2 Aralık 2017 Cumartesi

Kasım Ayında Okuduklarım | İzlediklerim


Sanki böyle bir yazı uzun zamandır yazmıyordum düzenli okuyamadığımdan dolayı.Kitaplığımda uzun zamandır okunmayı bekleyen kitaplarımı yavaş yavaş okuyorum.Aralık ayında da istediklerimi okursam geriye arada okunacak üst üstte okumayacağım kitaplar kalıyor istediğim de buydu umarım başarabilirim.

Bu ay toplamda 6 kitap okudum fotoğrafta olmayan Kayboluş var birde kardeşimin okulla ilgili kitabı.Genel olarak okuduklarımdan memnunum favorim Hobbit oldu tabiki de :) Tess Gerritsen'le de tanıştım sonunda.
  •  Hobbit 5/5
  • Kayboluş 3.5/5
  • Gül ve Avcı 3.5 /5 
  • Cerrah 5/5
  • Incarceron 3/5
İzlediklerim de güncel takip ettiğim diziler Arrow,The Walking Dead,Mom,İstanbullu Gelin bunlar dışında vakit buldukça Stranger Things'e bakıyorum güzel gizem dolu bir dizi 80'li yıllarda geçiyor bu olay da çok güzel.Birde Vatanım Sensin'e başladık annemle vakit buldukça onu da izliyoruz.

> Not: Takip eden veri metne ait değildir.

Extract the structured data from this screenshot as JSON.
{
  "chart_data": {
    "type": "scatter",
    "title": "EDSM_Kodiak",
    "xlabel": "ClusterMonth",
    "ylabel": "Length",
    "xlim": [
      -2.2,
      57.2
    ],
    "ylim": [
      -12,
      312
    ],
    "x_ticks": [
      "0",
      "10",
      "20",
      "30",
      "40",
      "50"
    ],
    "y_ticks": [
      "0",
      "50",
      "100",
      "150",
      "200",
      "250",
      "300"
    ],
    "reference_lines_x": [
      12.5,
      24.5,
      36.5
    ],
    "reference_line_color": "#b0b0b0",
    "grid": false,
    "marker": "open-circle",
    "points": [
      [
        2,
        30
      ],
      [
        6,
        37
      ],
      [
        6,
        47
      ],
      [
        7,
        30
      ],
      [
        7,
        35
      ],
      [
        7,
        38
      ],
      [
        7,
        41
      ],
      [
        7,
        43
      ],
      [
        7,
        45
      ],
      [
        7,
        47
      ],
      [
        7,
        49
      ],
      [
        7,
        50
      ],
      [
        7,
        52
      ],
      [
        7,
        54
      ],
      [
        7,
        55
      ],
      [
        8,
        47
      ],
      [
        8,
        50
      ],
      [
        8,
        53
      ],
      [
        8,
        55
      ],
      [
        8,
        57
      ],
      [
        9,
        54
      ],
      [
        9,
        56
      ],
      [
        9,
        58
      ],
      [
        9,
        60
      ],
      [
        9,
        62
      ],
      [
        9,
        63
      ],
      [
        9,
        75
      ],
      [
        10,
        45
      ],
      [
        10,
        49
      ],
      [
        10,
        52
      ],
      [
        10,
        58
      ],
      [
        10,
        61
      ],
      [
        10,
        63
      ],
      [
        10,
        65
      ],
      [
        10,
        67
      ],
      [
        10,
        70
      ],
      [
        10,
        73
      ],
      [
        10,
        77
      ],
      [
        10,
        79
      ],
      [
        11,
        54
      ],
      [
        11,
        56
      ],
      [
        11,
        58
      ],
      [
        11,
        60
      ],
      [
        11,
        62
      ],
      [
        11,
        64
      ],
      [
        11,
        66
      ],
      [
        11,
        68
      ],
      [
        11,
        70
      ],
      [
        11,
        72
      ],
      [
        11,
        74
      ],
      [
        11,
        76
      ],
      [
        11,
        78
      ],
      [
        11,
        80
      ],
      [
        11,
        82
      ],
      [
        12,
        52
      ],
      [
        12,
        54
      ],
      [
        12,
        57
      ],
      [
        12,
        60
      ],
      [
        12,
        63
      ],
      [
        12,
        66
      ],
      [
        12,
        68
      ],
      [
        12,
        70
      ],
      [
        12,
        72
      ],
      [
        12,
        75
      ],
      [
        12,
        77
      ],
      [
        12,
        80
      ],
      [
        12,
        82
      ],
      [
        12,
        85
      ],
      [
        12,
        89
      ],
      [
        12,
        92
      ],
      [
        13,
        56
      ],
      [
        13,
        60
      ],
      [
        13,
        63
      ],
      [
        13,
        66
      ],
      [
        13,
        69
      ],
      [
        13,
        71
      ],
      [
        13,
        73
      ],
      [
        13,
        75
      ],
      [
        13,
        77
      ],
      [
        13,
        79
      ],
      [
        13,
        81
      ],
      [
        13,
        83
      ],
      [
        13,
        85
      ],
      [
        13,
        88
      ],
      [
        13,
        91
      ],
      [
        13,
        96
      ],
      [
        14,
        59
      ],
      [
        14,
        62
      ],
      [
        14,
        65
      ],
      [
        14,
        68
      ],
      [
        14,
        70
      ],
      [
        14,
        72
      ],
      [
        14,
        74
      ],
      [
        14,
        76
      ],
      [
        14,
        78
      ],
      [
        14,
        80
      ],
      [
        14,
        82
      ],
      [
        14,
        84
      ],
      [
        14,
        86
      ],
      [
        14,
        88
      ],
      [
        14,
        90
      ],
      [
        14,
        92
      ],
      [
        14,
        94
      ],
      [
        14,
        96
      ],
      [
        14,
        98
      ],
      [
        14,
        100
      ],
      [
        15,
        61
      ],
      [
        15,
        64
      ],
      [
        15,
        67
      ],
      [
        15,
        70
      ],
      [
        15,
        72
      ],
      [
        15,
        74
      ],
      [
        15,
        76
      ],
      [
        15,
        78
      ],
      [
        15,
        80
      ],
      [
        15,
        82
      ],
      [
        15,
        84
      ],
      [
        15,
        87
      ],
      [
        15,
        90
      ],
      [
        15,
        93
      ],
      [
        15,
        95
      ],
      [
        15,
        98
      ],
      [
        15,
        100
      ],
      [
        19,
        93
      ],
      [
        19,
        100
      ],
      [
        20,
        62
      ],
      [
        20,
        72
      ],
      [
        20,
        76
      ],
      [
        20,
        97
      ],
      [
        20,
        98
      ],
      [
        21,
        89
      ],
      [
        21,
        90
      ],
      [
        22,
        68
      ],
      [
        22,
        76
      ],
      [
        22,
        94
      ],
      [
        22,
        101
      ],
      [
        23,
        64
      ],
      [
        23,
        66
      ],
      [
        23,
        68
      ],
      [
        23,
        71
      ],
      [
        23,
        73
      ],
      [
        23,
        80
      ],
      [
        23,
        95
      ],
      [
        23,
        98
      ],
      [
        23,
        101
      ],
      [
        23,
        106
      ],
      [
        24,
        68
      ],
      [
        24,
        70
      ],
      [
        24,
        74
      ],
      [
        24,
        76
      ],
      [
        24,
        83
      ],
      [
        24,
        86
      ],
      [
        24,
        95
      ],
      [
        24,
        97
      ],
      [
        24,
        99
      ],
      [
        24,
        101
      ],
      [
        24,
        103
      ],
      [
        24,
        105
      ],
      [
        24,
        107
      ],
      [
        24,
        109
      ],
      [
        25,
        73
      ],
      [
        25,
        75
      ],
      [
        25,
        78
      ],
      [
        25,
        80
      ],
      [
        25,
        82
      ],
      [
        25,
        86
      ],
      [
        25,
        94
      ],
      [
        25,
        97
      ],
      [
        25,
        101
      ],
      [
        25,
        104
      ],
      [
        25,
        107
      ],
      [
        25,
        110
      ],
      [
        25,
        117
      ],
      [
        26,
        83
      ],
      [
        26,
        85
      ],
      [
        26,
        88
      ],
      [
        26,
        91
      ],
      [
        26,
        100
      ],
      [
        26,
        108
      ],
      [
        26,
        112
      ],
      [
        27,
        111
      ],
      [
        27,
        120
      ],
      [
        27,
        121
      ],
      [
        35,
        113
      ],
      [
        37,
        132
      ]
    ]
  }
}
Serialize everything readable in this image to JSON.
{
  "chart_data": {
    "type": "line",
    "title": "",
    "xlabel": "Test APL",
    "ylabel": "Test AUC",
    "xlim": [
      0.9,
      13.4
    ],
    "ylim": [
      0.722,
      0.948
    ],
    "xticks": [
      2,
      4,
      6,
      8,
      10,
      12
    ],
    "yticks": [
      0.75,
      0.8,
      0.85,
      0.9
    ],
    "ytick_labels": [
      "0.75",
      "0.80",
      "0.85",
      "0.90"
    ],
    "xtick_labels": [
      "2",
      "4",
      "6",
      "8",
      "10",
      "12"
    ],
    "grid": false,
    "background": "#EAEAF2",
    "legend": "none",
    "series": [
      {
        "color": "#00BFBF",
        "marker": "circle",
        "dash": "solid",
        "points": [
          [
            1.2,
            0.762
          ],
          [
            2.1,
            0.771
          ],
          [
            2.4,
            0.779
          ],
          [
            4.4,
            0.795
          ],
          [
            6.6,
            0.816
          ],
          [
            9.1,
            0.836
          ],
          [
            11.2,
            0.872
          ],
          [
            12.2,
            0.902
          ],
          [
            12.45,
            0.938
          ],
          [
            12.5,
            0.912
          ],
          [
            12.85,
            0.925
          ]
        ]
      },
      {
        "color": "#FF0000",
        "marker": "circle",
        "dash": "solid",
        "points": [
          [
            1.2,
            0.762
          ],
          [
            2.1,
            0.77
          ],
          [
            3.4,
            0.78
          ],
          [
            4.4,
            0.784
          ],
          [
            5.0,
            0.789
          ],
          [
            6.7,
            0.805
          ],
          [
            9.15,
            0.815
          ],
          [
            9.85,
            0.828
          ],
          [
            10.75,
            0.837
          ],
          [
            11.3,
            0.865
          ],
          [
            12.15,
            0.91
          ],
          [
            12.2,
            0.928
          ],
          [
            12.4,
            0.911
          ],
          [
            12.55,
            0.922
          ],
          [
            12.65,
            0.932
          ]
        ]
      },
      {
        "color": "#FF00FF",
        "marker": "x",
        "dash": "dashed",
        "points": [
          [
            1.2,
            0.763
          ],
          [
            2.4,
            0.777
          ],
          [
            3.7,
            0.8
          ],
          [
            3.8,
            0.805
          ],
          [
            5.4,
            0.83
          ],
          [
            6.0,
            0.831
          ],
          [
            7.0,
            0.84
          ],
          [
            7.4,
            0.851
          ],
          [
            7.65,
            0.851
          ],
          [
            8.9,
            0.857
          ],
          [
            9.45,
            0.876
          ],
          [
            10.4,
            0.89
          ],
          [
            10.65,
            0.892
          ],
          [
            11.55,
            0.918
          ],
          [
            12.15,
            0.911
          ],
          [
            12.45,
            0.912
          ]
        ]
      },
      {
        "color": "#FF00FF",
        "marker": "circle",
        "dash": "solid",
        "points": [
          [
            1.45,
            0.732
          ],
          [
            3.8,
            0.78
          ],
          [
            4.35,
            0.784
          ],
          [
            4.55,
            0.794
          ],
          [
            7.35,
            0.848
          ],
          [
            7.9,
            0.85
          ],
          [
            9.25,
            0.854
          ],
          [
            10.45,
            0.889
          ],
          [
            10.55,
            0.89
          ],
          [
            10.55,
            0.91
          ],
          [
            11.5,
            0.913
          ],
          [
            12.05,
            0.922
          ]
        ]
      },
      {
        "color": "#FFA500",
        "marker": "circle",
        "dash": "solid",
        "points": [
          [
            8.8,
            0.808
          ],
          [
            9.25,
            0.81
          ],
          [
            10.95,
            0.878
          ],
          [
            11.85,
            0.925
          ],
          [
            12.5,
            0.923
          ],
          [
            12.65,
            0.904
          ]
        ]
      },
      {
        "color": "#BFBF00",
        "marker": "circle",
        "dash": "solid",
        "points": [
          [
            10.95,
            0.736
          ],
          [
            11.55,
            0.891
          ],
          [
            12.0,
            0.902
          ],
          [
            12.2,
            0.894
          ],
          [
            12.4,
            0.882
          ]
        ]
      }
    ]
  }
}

Bu ay film izlemeye imdb maratonu ile geri döndüm.Üstlerden başladım izlemediklerimi teker teker izlemeye çalışıyorum.Bazıları sıkıcı olsa da bari ilk 100 tanesini tamamlayım diyorum.
  • Arka Pencere 1954 
  • İyi,Kötü ve Çirkin 1966
  • Yedi Samuray 1954
  • Duyguların Rengi 2011
  • Sunset Bulvarı 1950
  • Şehir Işıkları 1931
  • Bir Zamanlar Batıda 1968
  • Kıyamet 1979
  • Terminatör 1984
  • Terminatör 2 1991
  • Modern Zamanlar 1936
  • Indiana Jones Kutsal Hazine Avcıları 1981
  • Yaratık 1979
  • Zafer Yolları 1957

İzlediğim filmlerden üstünü çizdiklerim harici memnunum.Sessiz film kategorisi için Charles Chaplin'nin Şehir Işıkları'nı tavsiye ederim çok keyifli bir filmdi.Modern Zamanlar da güzeldi ama diğer filmi daha eğlenceliydi.Siyah beyaz film kategorisi için gizem istiyorsanız Arka Pencere savaş dram tarzı olsun derseniz Zafer Yolları'nı tavsiye ederim.İyi Kötü ve Çirkin için ön yargıydım kovboy filmi olduğundan ama güzel vakit geçirdim keyifliydi.Aynı şeyi Bir Zamanlar Batıda için söyleyemeceğim onu pek sevemedim karakterlerini.

Kasım ayım böyle geçti gitti geldi Aralık umarım bu ay yavaş yavaş dolu dolu geçer herkese güzel günler dilerim.